In this section we will be showing a few examples of how to interact with the DataTracer REST API using the Python requests library.

Before we start, let's make sure that we have started an instance of the DataTracer API:

datatracer api

After the API has started, let's open an interactive Python session, such as a Jupyter notebook, and start playing with it.

First we will make sure to have some data available to play with.

from datatracer import get_demo_data

get_demo_data(force=True)

Once we have generated the demo data, let's choose a dataset and prepare a list of its tables.

import os

from datatracer import load_dataset

dataset_path = 'datatracer_demo/classicmodels/'
metadata = load_dataset(dataset_path)[0]

tables = metadata.data['tables']

for table in tables:
    table["path"] = os.path.join(dataset_path, table['name'] + '.csv')

This will create a list of dictionaries that contain, among other things, the names of the tables of the dataset and the paths to the corresponding CSV files:

[{'name': 'productlines',
  'path': 'datatracer_demo/classicmodels/productlines.csv'},
 {'name': 'payments', 'path': 'datatracer_demo/classicmodels/payments.csv'},
 {'name': 'employees', 'path': 'datatracer_demo/classicmodels/employees.csv'},
 {'name': 'customers', 'path': 'datatracer_demo/classicmodels/customers.csv'},
 {'name': 'orders', 'path': 'datatracer_demo/classicmodels/orders.csv'},
 {'name': 'offices', 'path': 'datatracer_demo/classicmodels/offices.csv'},
 {'name': 'products', 'path': 'datatracer_demo/classicmodels/products.csv'},
 {'name': 'orderdetails',
  'path': 'datatracer_demo/classicmodels/orderdetails.csv'}]

With this list of tables we can start making requests to the DataTracer API.

Let's start by import the requests library and passing the tables to the primary_key_detection endpoint:

import requests

primary_keys = requests.post(
    'http://localhost:8000/primary_key_detection',
    json={
        'tables': tables
    }
).json()

This will return a list of primary keys in the format indicated above.

Similarly, we can obtain the list of foreign key candidates:

foreign_keys = requests.post(
    'http://localhost:8000/foreign_key_detection',
    json={
        'tables': tables
    }
).json()

Finally, we can try to solve a column mapping problem to obtain the list of columns which are more likely to have participated in the generation of one column which we are interested in.
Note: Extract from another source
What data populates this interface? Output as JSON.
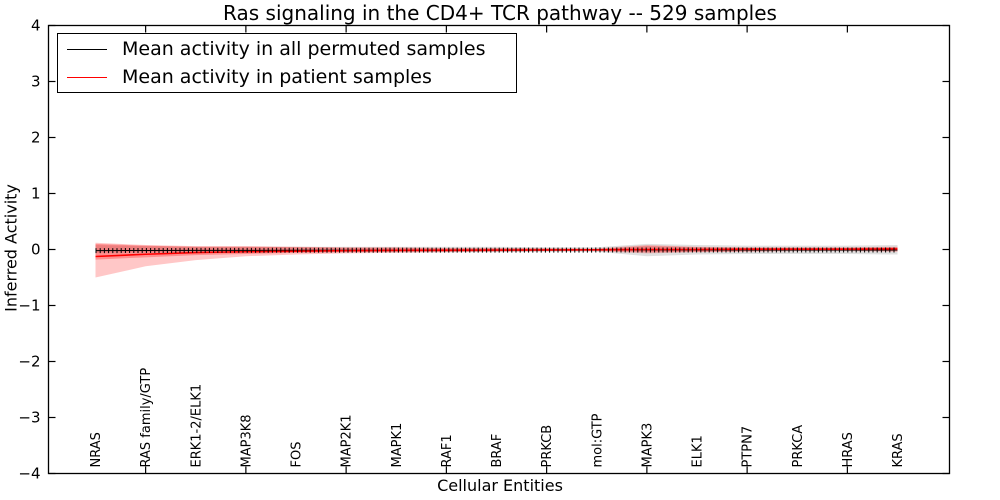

For example, let's try to solve the column mapping problem for the quantityInStock column from the products table:

column_mappings = requests.post(
    'http://localhost:8000/column_mapping',
    json={
        'tables': tables,
        'target_table': {
            'name': 'products'
        },
        'target_field': 'quantityInStock'
    }
).json()

The result will be a JSON indicating the column mapping for the requested field:

{
    'target_table': {
        'name': 'products'
    },
    'target_field': 'quantityInStock',
    'column_mappings': [
        {
            'table': {
                'name': 'orderdetails',
                'path': 'datatracer_demo/classicmodels/orderdetails.csv'
            },
            'field': 'orderLineNumber'
        }
    ]
}

Once we have all of this, we can try to update the metadata JSON with the new contents by passing each output to the update_metadata endpoint.
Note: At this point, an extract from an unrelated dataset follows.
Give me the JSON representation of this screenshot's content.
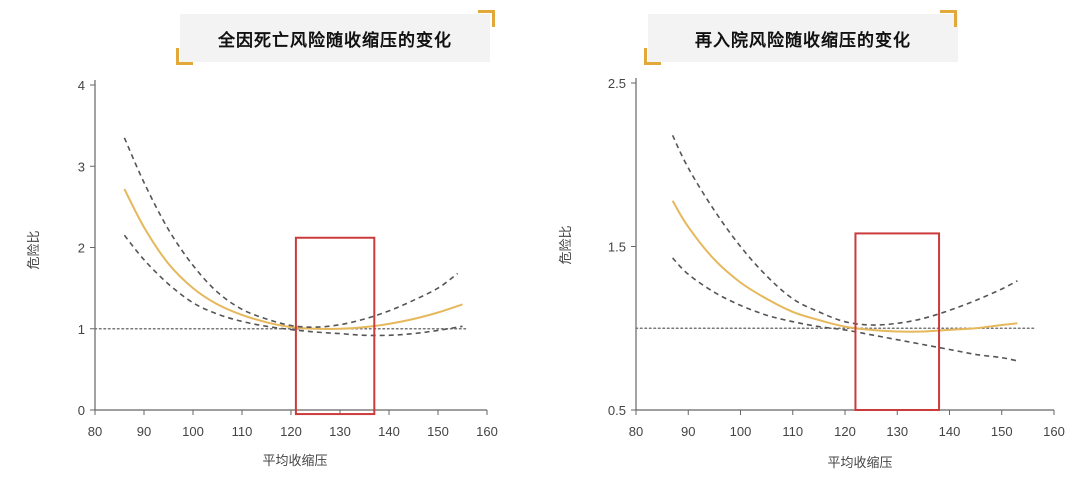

For example, let's add the column mappings obtained as a lineage constraint:

metadata_dict = metadata.data

metadata_dict = requests.post(
    'http://localhost:8000/update_metadata',
    json={
        'metadata': metadata_dict,
        'update': column_mappings
    }
).json()

After this, the metadata_dict variable will contain the metadata dictionary with a new constraint entry indicating the relationships previously discovered by the column mapping endpoint.